One can’t help but agree with her friends when they said she has the personality to be a good influencer. She’s a creative and beautiful woman with a sunny personality who wears pretty clothes and travels a lot— an ideal influencer cocktail. But it all comes very naturally to her because she lives offline much like she lives online: “[influencing] is up my sleeve. I am a creative person, I am somebody who travels, I am somebody who is a foodie. When you add it all together, it’s like a bonus. It’s something I love as it is a very similar lifestyle that I anyway live.”

What about the pressures of being authentic with her audience? “I cannot cheat my audience,” she says emphatically. She’s just out here living her life; what could be more authentic than that? “I don’t promote brands I don’t believe in. Whatever brands I’m working with I’ve loved them. If something goes wrong or I don’t like it, I’ll tell [brands] directly that I won’t put it up.”

In some ways, influencing has helped her showcase her real self after years of embodying different characters for the camera. Vahbiz’s social media personality looks nothing like her characters on-screen which were sometimes intense and mostly donned Indian clothes. Contrast that with her sunny, happy self posing by the pool in a swimming costume; it could not be any more different.
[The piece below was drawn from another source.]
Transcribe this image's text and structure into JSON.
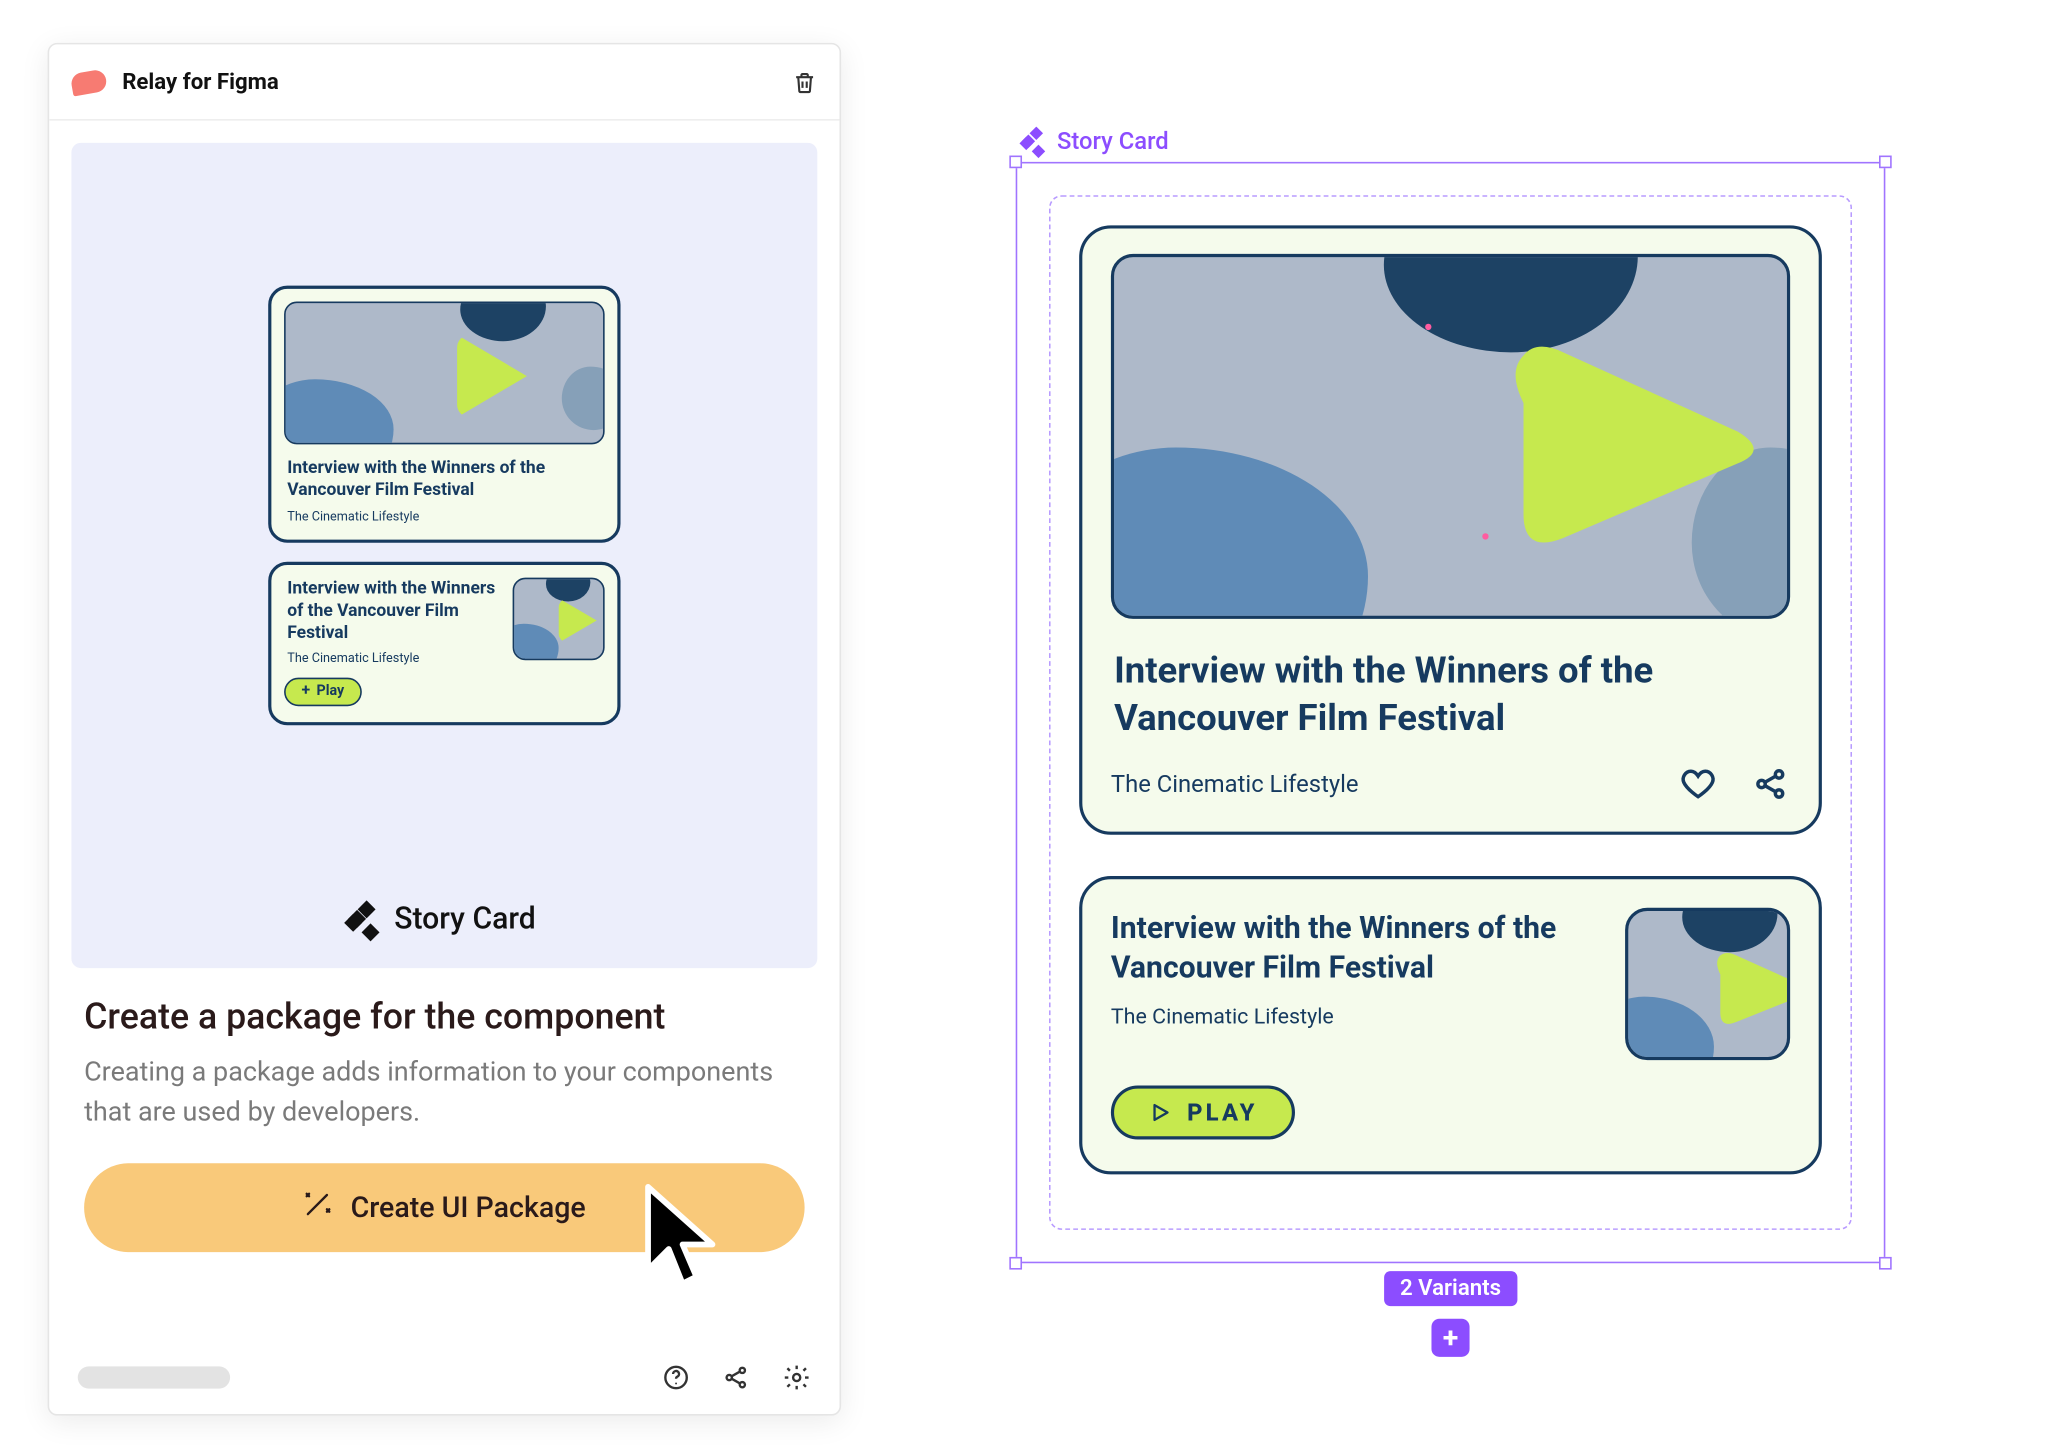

However, it wasn’t all so easy. There was moving to a city as cutthroat as Mumbai for the Pune girl, there were millions upon millions of auditions to get just a couple of small jobs, and even when she hit it big on TV there were the inhumane hours and timings: “Because television is a medium where you have to telecast everyday, even if you are burning the highest of fevers you have to keep working.” It wasn’t always this glitzy for Vahbiz. What sets her apart from others then and now?  “A lot of people I feel are not consistent; they give up very fast, they lose hope very fast. And I have always been more into quality than quantity,” she says.
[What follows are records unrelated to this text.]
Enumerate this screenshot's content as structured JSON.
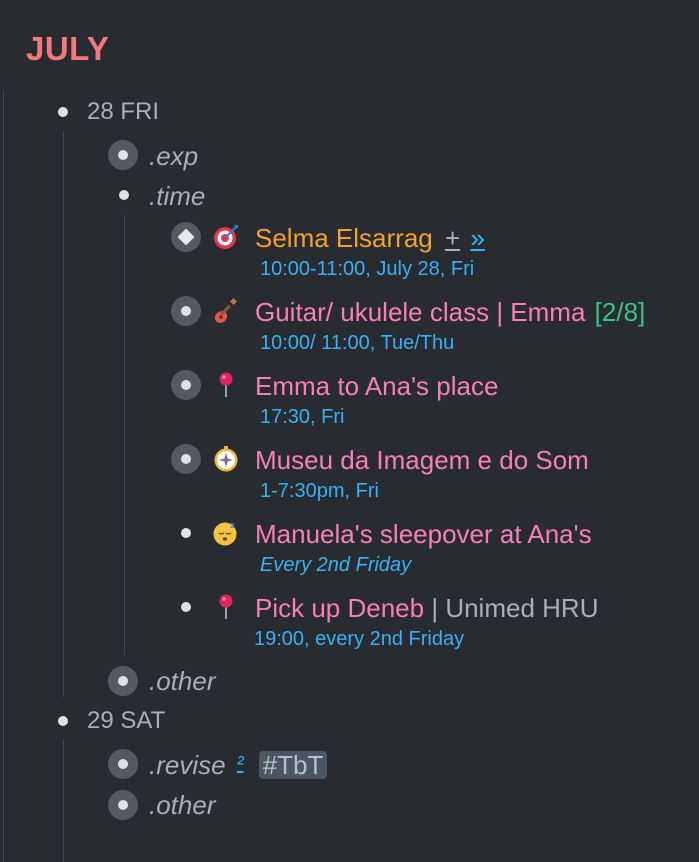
{
  "page": {
    "title": "JULY"
  },
  "days": [
    {
      "label": "28 FRI",
      "sections": {
        "exp": ".exp",
        "time": ".time",
        "other": ".other"
      },
      "events": [
        {
          "title": "Selma Elsarrag",
          "icon": "dart-target-icon",
          "plus_link": "+",
          "more_link": "»",
          "detail": "10:00-11:00, July 28, Fri"
        },
        {
          "title": "Guitar/ ukulele class | Emma",
          "progress": "[2/8]",
          "icon": "guitar-icon",
          "detail": "10:00/ 11:00, Tue/Thu"
        },
        {
          "title": "Emma to Ana's place",
          "icon": "round-pushpin-icon",
          "detail": "17:30, Fri"
        },
        {
          "title": "Museu da Imagem e do Som",
          "icon": "compass-icon",
          "detail": "1-7:30pm, Fri"
        },
        {
          "title": "Manuela's sleepover at Ana's",
          "icon": "sleeping-face-icon",
          "detail": "Every 2nd Friday"
        },
        {
          "title": "Pick up Deneb",
          "title_suffix": "| Unimed HRU",
          "icon": "round-pushpin-icon",
          "detail": "19:00, every 2nd Friday"
        }
      ]
    },
    {
      "label": "29 SAT",
      "sections": {
        "revise": ".revise",
        "revise_ref": "²",
        "revise_tag": "#TbT",
        "other": ".other"
      }
    }
  ],
  "colors": {
    "background": "#282c30",
    "title": "#f4797d",
    "event_pink": "#f77fb7",
    "event_orange": "#f2a12d",
    "detail_blue": "#3ab0f2",
    "progress_green": "#3dbf85"
  }
}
The way she describes it, one can’t help but wonder why she even gravitated towards an industry this intimidating. She says it all started at the beginning: “From childhood I have been a clotheshorse. I love dressing up…” she says. Her Instagram is a testament to that. Her Instagram is also an ode to her strong, fit, and very real body, and that’s on purpose. “I show my responsibility by being who I am because even I’m not a skinny woman, I’m a well endowed, voluptuous woman.”
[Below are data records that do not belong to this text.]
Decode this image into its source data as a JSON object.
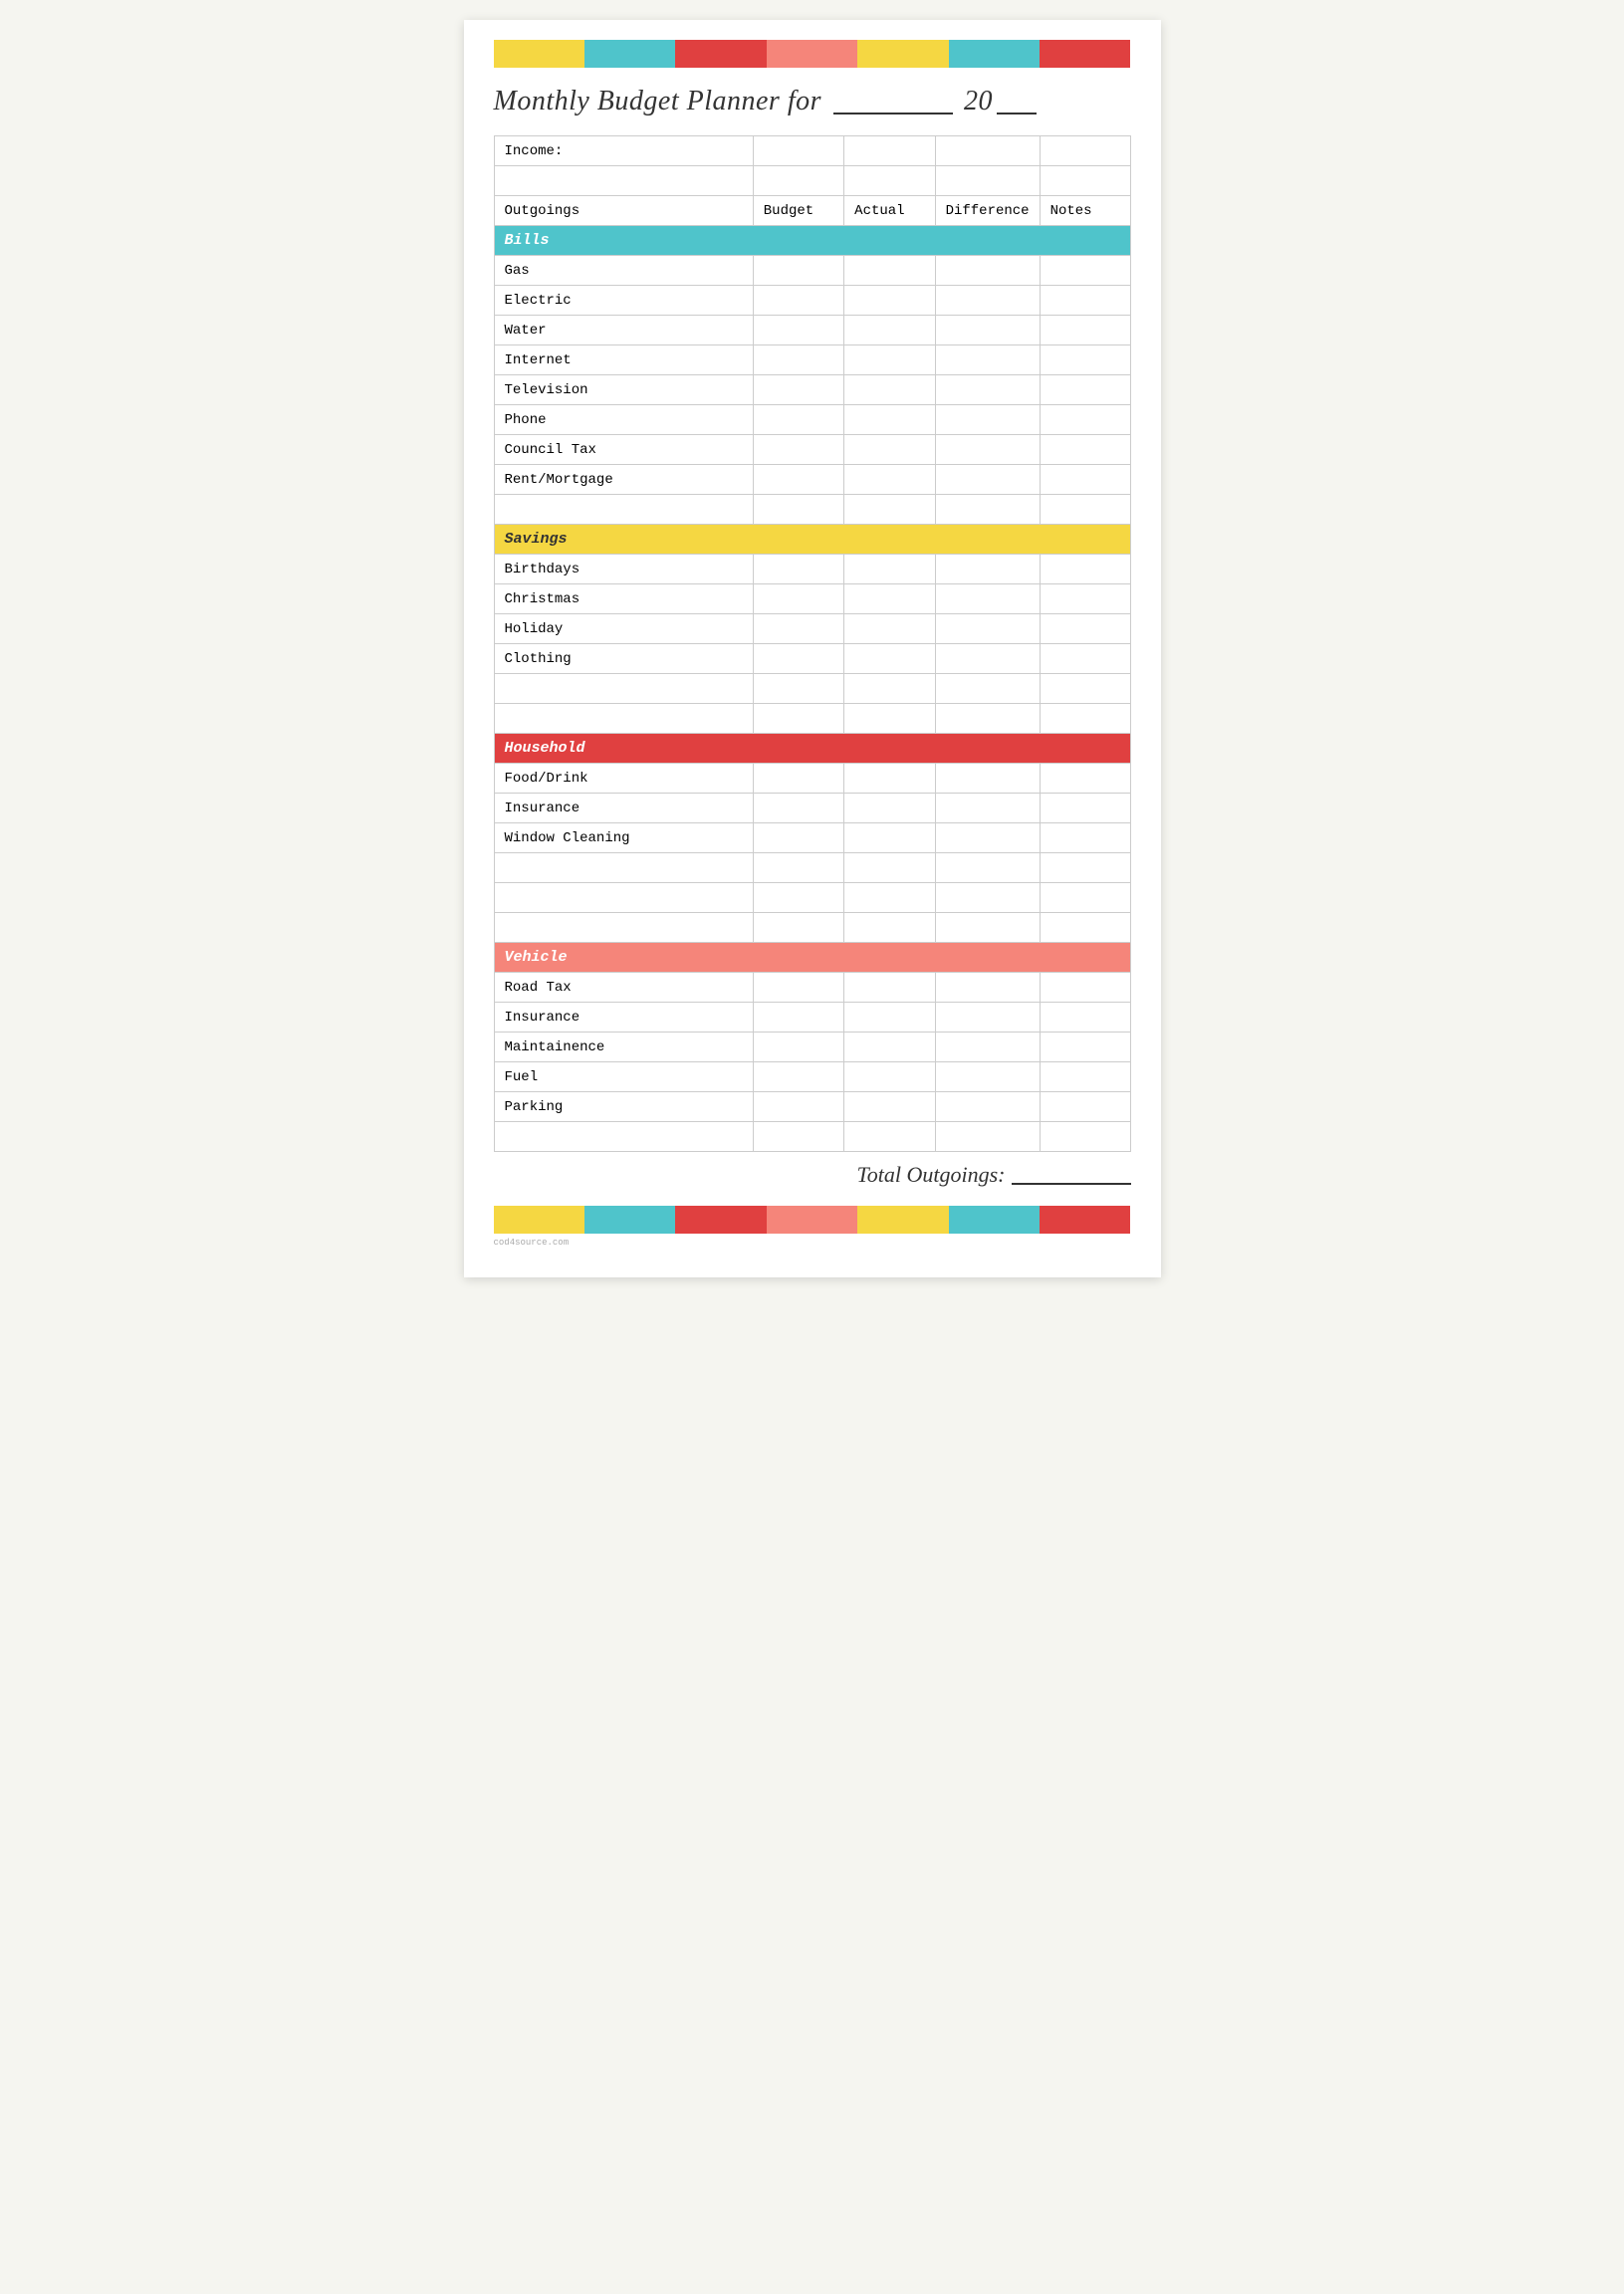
{
  "page": {
    "title": "Monthly Budget Planner for",
    "year_prefix": "20",
    "color_swatches_top": [
      {
        "color": "#f5d742",
        "name": "yellow"
      },
      {
        "color": "#4fc4cb",
        "name": "teal"
      },
      {
        "color": "#e04040",
        "name": "red"
      },
      {
        "color": "#f5857a",
        "name": "pink"
      },
      {
        "color": "#f5d742",
        "name": "yellow2"
      },
      {
        "color": "#4fc4cb",
        "name": "teal2"
      },
      {
        "color": "#e04040",
        "name": "red2"
      }
    ],
    "color_swatches_bottom": [
      {
        "color": "#f5d742",
        "name": "yellow"
      },
      {
        "color": "#4fc4cb",
        "name": "teal"
      },
      {
        "color": "#e04040",
        "name": "red"
      },
      {
        "color": "#f5857a",
        "name": "pink"
      },
      {
        "color": "#f5d742",
        "name": "yellow2"
      },
      {
        "color": "#4fc4cb",
        "name": "teal2"
      },
      {
        "color": "#e04040",
        "name": "red2"
      }
    ],
    "table": {
      "income_label": "Income:",
      "columns": {
        "outgoings": "Outgoings",
        "budget": "Budget",
        "actual": "Actual",
        "difference": "Difference",
        "notes": "Notes"
      },
      "sections": [
        {
          "name": "Bills",
          "color_class": "cat-bills",
          "items": [
            "Gas",
            "Electric",
            "Water",
            "Internet",
            "Television",
            "Phone",
            "Council Tax",
            "Rent/Mortgage",
            ""
          ]
        },
        {
          "name": "Savings",
          "color_class": "cat-savings",
          "items": [
            "Birthdays",
            "Christmas",
            "Holiday",
            "Clothing",
            "",
            ""
          ]
        },
        {
          "name": "Household",
          "color_class": "cat-household",
          "items": [
            "Food/Drink",
            "Insurance",
            "Window Cleaning",
            "",
            "",
            ""
          ]
        },
        {
          "name": "Vehicle",
          "color_class": "cat-vehicle",
          "items": [
            "Road Tax",
            "Insurance",
            "Maintainence",
            "Fuel",
            "Parking",
            ""
          ]
        }
      ]
    },
    "total_label": "Total Outgoings:",
    "watermark": "cod4source.com"
  }
}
I ask how she feels as a voluptuous woman in fashion. “I don’t keep waiting for fashion designers. Most of the clothes on my insta are my own.” As an influencer of over a million followers, why does she feel like this? “I would say things have not changed drastically. Still most of the time I’ve been told ‘you size is not there’.”

If a renowned actor and influencer can’t get stylists or designers to get her the right sizes, what hope do the rest of mid-sized or plus-sized women have? “That’s why my heart goes out to other women. Many people are genetically on the heavier side or they cannot lose weight, I am also a hypothryroid patient. What about them? Are they just not going to get clothes?”

Vahbiz isn’t afraid to be associated with not being size zero. She embraces it with full joy in typical Vahbiz style. “Okay I’ve seen my older pictures, yes I was very thin and had a very athletic body,” she reminisces, “but I realized that I’m loving myself even now. My face has become cuter, I’m enjoying this look. I’m actually happy the way I am but society tries to break me down.

What about other women who society is trying to break down? She gives them the same advice that she gives herself, “do not allow anyone to break you.” She urges women to work on their mental health first and foremost— a refreshingly real piece of advice. Vahbiz considers mental health the building blocks upon which you place the blocks of eating well, and exercising. 

The intensity and vigor with which Vahbiz talks about body positivity and her fans is endearing, but it’s also protective… protective of embracing who you are and protective of the joy of living. “I belong to an industry that is about looks. It took me a long time to realize, but I came to a point in my life where I said ‘I am not going to conform to anyone now’.”